With the buoyant corporate and M&A market, and clamour for advisers on auction bids and counter bids, there is still little concern over increased competition. With increasing client conflicts at the top of the market, some even welcome a new wave of credible players. Of course, if the deal flow stops, this could change overnight.
More important, say most, is the potential blow to any of the domestic firms losing either a rainmaker, a large part of their M&A team, or at worst, both.
Who's Who among the US firms eyeing Iberia
Of White & Case’s 2,000 lawyers, almost 700 now practise across 19 European offices. But despite considerable activity in the Iberian market, and a sizable Latin American transactional and projects practice, it has yet to open a Spanish office, preferring instead to manage operations predominantly from Miami.
Shearman & Sterling is a heavyweight New York finance and transactional firm that has leveraged its expertise to become a global player. It counts on 1,000 lawyers in 19 offices, including seven in Europe. The firm has had notable success advising on Latin American issues from its US base, a strategy that has subsequently led it to Iberian clients including Telefónica and the Franco-Spanish group Altadis.
Latham & Watkins is now one of the premier international corporate and M&A firms, with 1,800 lawyers and 22 offices – including seven in Europe. Established in Los Angeles, the driver for much of the firm’s expansion has been its capital markets, project finance, restructuring and private equity practices – the latter practice counting The Carlyle Group, Welsh Carson Anderson & Stowe, and Kohlberg Kravis Roberts as key clients.
San Francisco-based Orrick Herrington & Sutcliffe has enjoyed enormous growth over the past decade. Under the lead of chairman Ralph Baxter, it has evolved from a finance and litigation-led West Coast firm into a full service international player.

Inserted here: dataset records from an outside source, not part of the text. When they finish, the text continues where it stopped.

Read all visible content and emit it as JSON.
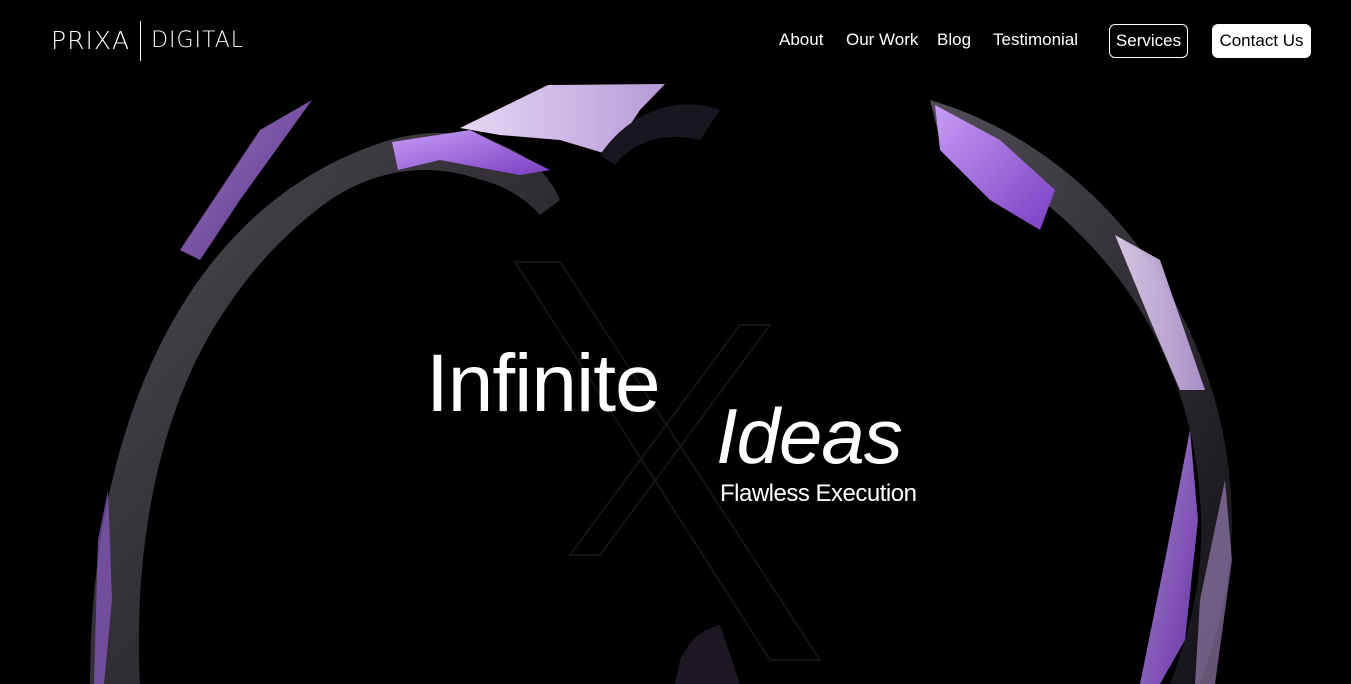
{
  "header": {
    "logo": {
      "left": "PRIXA",
      "right": "DIGITAL"
    },
    "nav": {
      "links": [
        "About",
        "Our Work",
        "Blog",
        "Testimonial"
      ],
      "services_label": "Services",
      "contact_label": "Contact Us"
    }
  },
  "hero": {
    "title_line1": "Infinite",
    "title_line2": "Ideas",
    "subtitle": "Flawless Execution"
  },
  "colors": {
    "background": "#000000",
    "text": "#ffffff",
    "accent_purple": "#a878e0",
    "accent_lavender": "#d9c8ef"
  }
}
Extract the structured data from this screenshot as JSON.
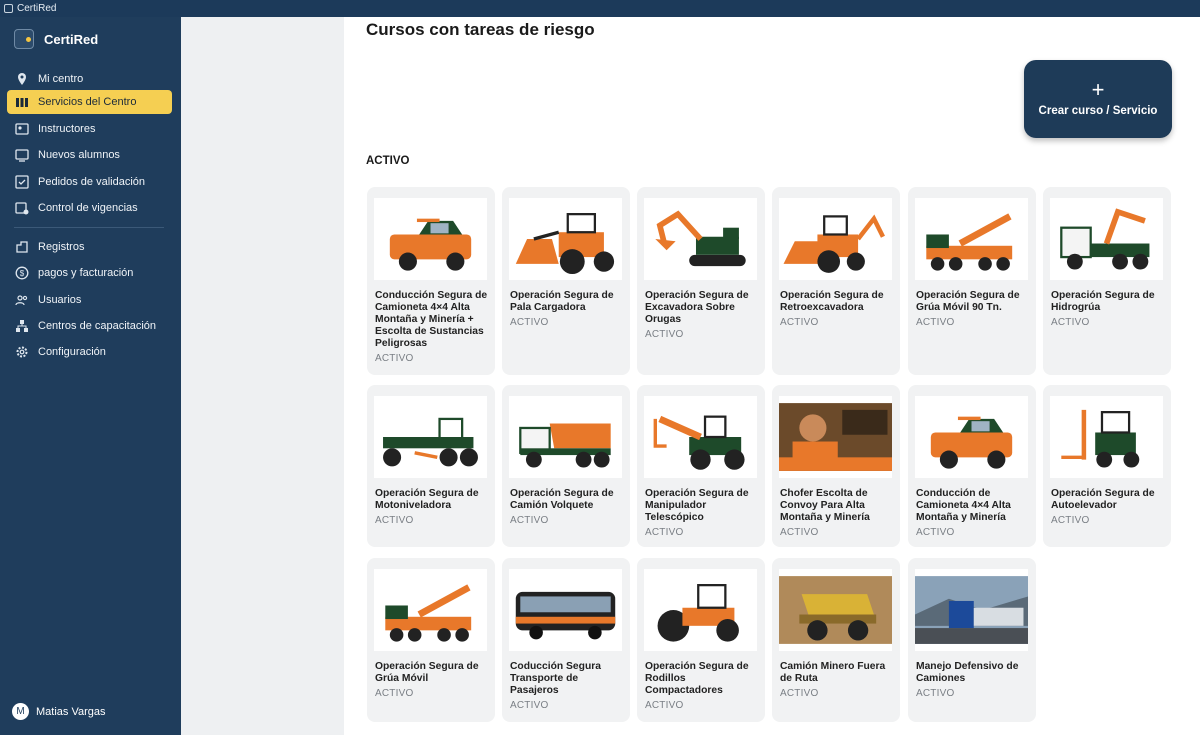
{
  "window": {
    "title": "CertiRed"
  },
  "sidebar": {
    "brand": "CertiRed",
    "items": [
      {
        "label": "Mi centro",
        "icon": "location-pin-icon"
      },
      {
        "label": "Servicios del Centro",
        "icon": "services-icon",
        "active": true
      },
      {
        "label": "Instructores",
        "icon": "instructor-icon"
      },
      {
        "label": "Nuevos alumnos",
        "icon": "new-students-icon"
      },
      {
        "label": "Pedidos de validación",
        "icon": "validation-icon"
      },
      {
        "label": "Control de vigencias",
        "icon": "calendar-check-icon"
      },
      {
        "label": "Registros",
        "icon": "records-icon"
      },
      {
        "label": "pagos y facturación",
        "icon": "dollar-icon"
      },
      {
        "label": "Usuarios",
        "icon": "users-icon"
      },
      {
        "label": "Centros de capacitación",
        "icon": "org-icon"
      },
      {
        "label": "Configuración",
        "icon": "gear-icon"
      }
    ],
    "user": {
      "initial": "M",
      "name": "Matias Vargas"
    }
  },
  "main": {
    "title": "Cursos con tareas de riesgo",
    "create_button": "Crear curso / Servicio",
    "section": "ACTIVO",
    "courses": [
      {
        "title": "Conducción Segura de Camioneta 4×4 Alta Montaña y Minería + Escolta de Sustancias Peligrosas",
        "status": "ACTIVO",
        "image": "pickup-truck"
      },
      {
        "title": "Operación Segura de Pala Cargadora",
        "status": "ACTIVO",
        "image": "wheel-loader"
      },
      {
        "title": "Operación Segura de Excavadora Sobre Orugas",
        "status": "ACTIVO",
        "image": "excavator"
      },
      {
        "title": "Operación Segura de Retroexcavadora",
        "status": "ACTIVO",
        "image": "backhoe"
      },
      {
        "title": "Operación Segura de Grúa Móvil 90 Tn.",
        "status": "ACTIVO",
        "image": "mobile-crane"
      },
      {
        "title": "Operación Segura de Hidrogrúa",
        "status": "ACTIVO",
        "image": "hydro-crane"
      },
      {
        "title": "Operación Segura de Motoniveladora",
        "status": "ACTIVO",
        "image": "motor-grader"
      },
      {
        "title": "Operación Segura de Camión Volquete",
        "status": "ACTIVO",
        "image": "dump-truck"
      },
      {
        "title": "Operación Segura de Manipulador Telescópico",
        "status": "ACTIVO",
        "image": "telehandler"
      },
      {
        "title": "Chofer Escolta de Convoy Para Alta Montaña y Minería",
        "status": "ACTIVO",
        "image": "convoy-driver"
      },
      {
        "title": "Conducción de Camioneta 4×4 Alta Montaña y Minería",
        "status": "ACTIVO",
        "image": "pickup-truck"
      },
      {
        "title": "Operación Segura de Autoelevador",
        "status": "ACTIVO",
        "image": "forklift"
      },
      {
        "title": "Operación Segura de Grúa Móvil",
        "status": "ACTIVO",
        "image": "mobile-crane"
      },
      {
        "title": "Coducción Segura Transporte de Pasajeros",
        "status": "ACTIVO",
        "image": "bus"
      },
      {
        "title": "Operación Segura de Rodillos Compactadores",
        "status": "ACTIVO",
        "image": "roller"
      },
      {
        "title": "Camión Minero Fuera de Ruta",
        "status": "ACTIVO",
        "image": "mining-truck"
      },
      {
        "title": "Manejo Defensivo de Camiones",
        "status": "ACTIVO",
        "image": "highway-truck"
      }
    ]
  },
  "colors": {
    "sidebar": "#1f3d5c",
    "active": "#f5cf52",
    "button": "#1e3b58",
    "card": "#f1f2f3",
    "machine": "#e8782a"
  }
}
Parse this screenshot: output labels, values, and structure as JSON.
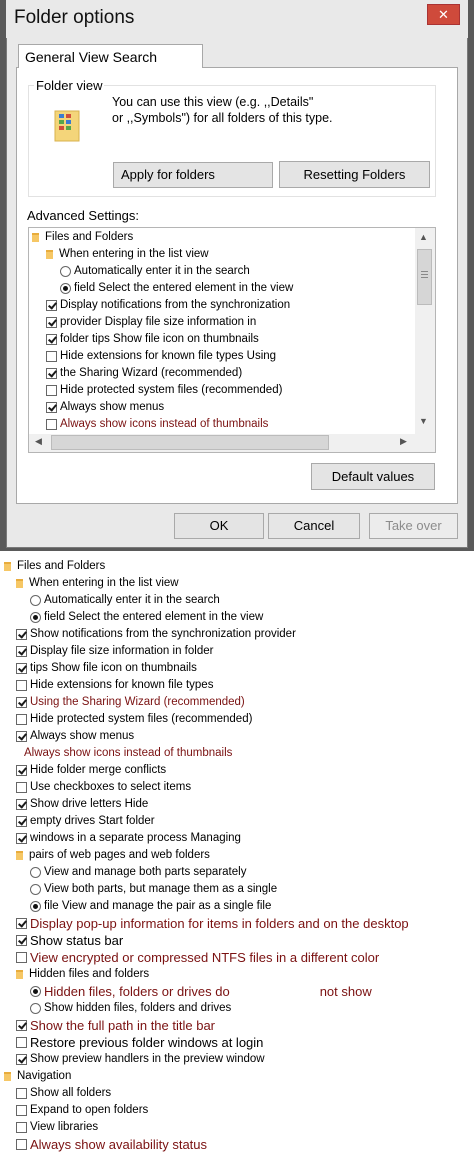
{
  "dialog": {
    "title": "Folder options",
    "close_glyph": "✕",
    "tab_label": "General View Search",
    "folder_view": {
      "label": "Folder view",
      "desc_line1": "You can use this view (e.g. ,,Details\"",
      "desc_line2": "or ,,Symbols\") for all folders of this type.",
      "apply_label": "Apply for folders",
      "reset_label": "Resetting Folders"
    },
    "advanced_label": "Advanced Settings:",
    "default_label": "Default values",
    "ok_label": "OK",
    "cancel_label": "Cancel",
    "takeover_label": "Take over",
    "tree": [
      {
        "type": "folder",
        "label": "Files and Folders"
      },
      {
        "type": "folder",
        "label": "When entering in the list view"
      },
      {
        "type": "radio",
        "checked": false,
        "label": "Automatically enter it in the search"
      },
      {
        "type": "radio",
        "checked": true,
        "label": "field Select the entered element in the view"
      },
      {
        "type": "check",
        "checked": true,
        "label": "Display notifications from the synchronization"
      },
      {
        "type": "check",
        "checked": true,
        "label": "provider Display file size information in"
      },
      {
        "type": "check",
        "checked": true,
        "label": "folder tips Show file icon on thumbnails"
      },
      {
        "type": "check",
        "checked": false,
        "label": "Hide extensions for known file types Using"
      },
      {
        "type": "check",
        "checked": true,
        "label": "the Sharing Wizard (recommended)"
      },
      {
        "type": "check",
        "checked": false,
        "label": "Hide protected system files (recommended)"
      },
      {
        "type": "check",
        "checked": true,
        "label": "Always show menus"
      },
      {
        "type": "check",
        "checked": false,
        "label": "Always show icons instead of thumbnails",
        "red": true
      }
    ]
  },
  "expanded_tree": [
    {
      "type": "folder",
      "label": "Files and Folders"
    },
    {
      "type": "folder",
      "label": "When entering in the list view"
    },
    {
      "type": "radio",
      "checked": false,
      "label": "Automatically enter it in the search"
    },
    {
      "type": "radio",
      "checked": true,
      "label": "field Select the entered element in the view"
    },
    {
      "type": "check",
      "checked": true,
      "label": "Show notifications from the synchronization provider"
    },
    {
      "type": "check",
      "checked": true,
      "label": "Display file size information in folder"
    },
    {
      "type": "check",
      "checked": true,
      "label": "tips Show file icon on thumbnails"
    },
    {
      "type": "check",
      "checked": false,
      "label": "Hide extensions for known file types"
    },
    {
      "type": "check",
      "checked": true,
      "label": "Using the Sharing Wizard (recommended)",
      "red": true
    },
    {
      "type": "check",
      "checked": false,
      "label": "Hide protected system files (recommended)"
    },
    {
      "type": "check",
      "checked": true,
      "label": "Always show menus"
    },
    {
      "type": "none",
      "label": "Always show icons instead of thumbnails",
      "red": true
    },
    {
      "type": "check",
      "checked": true,
      "label": "Hide folder merge conflicts"
    },
    {
      "type": "check",
      "checked": false,
      "label": "Use checkboxes to select items"
    },
    {
      "type": "check",
      "checked": true,
      "label": "Show drive letters Hide"
    },
    {
      "type": "check",
      "checked": true,
      "label": "empty drives Start folder"
    },
    {
      "type": "check",
      "checked": true,
      "label": "windows in a separate process Managing"
    },
    {
      "type": "folder",
      "label": "pairs of web pages and web folders"
    },
    {
      "type": "radio",
      "checked": false,
      "label": "View and manage both parts separately"
    },
    {
      "type": "radio",
      "checked": false,
      "label": "View both parts, but manage them as a single"
    },
    {
      "type": "radio",
      "checked": true,
      "label": "file View and manage the pair as a single file"
    },
    {
      "type": "check",
      "checked": true,
      "label": "Display pop-up information for items in folders and on the desktop",
      "red": true,
      "big": true
    },
    {
      "type": "check",
      "checked": true,
      "label": "Show status bar",
      "big": true
    },
    {
      "type": "check",
      "checked": false,
      "label": "View encrypted or compressed NTFS files in a different color",
      "red": true,
      "big": true
    },
    {
      "type": "folder",
      "label": "Hidden files and folders"
    },
    {
      "type": "radio",
      "checked": true,
      "label": "Hidden files, folders or drives do",
      "suffix": "not show",
      "red": true,
      "big": true
    },
    {
      "type": "radio",
      "checked": false,
      "label": "Show hidden files, folders and drives"
    },
    {
      "type": "check",
      "checked": true,
      "label": "Show the full path in the title bar",
      "red": true,
      "big": true
    },
    {
      "type": "check",
      "checked": false,
      "label": "Restore previous folder windows at login",
      "big": true
    },
    {
      "type": "check",
      "checked": true,
      "label": "Show preview handlers in the preview window"
    },
    {
      "type": "folder",
      "label": "Navigation"
    },
    {
      "type": "check",
      "checked": false,
      "label": "Show all folders"
    },
    {
      "type": "check",
      "checked": false,
      "label": "Expand to open folders"
    },
    {
      "type": "check",
      "checked": false,
      "label": "View libraries"
    },
    {
      "type": "check",
      "checked": false,
      "label": "Always show availability status",
      "red": true,
      "big": true
    }
  ]
}
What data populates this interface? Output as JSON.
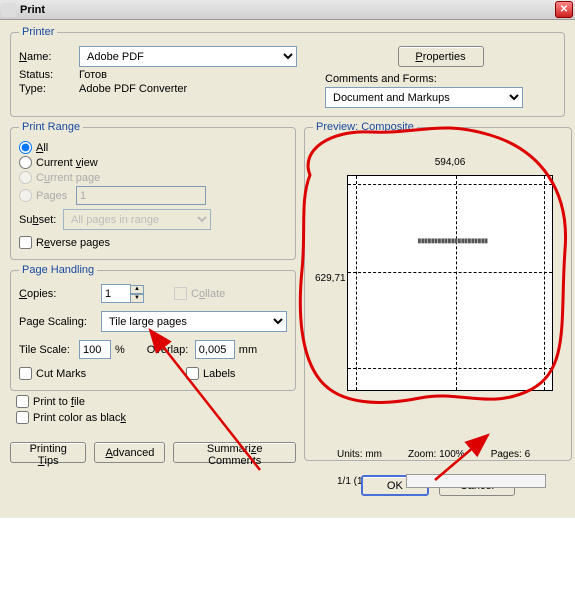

The firm is now in merger talks with New York’s Dewey Ballantine, to create Dewey Orrick, a firm with 1,500 lawyers in 21 offices, including seven in Europe. Traditionally the firm has staffed its international offices with lawyers from a number of jurisdictions, expanding into new markets when demand reaches sufficient levels. Recent years have seen Orrick increasingly active in Iberian finance and refinancing, notably in the energy sector, including a series of wind farm projects in Asturias and Galicia.
Weil Gotshal & Manges status as the premier big ticket international bankruptcy practice was affirmed in the Enron, WorldCom and Global Crossing restructurings. But beyond this the firm also maintains leading corporate, M&A and capital markets practices, and is another US firm that has expanded to follow its private equity clients.
The firm has grown its private equity practice in London, Paris, Frankfurt and Munich advising groups, including a consortium comprising Thomas H Lee Partners, Quadrangle, JP Morgan, and Provident Financial that collectively provided Ono with €1bn to partially finance its €2.25bn acquisition of Auna.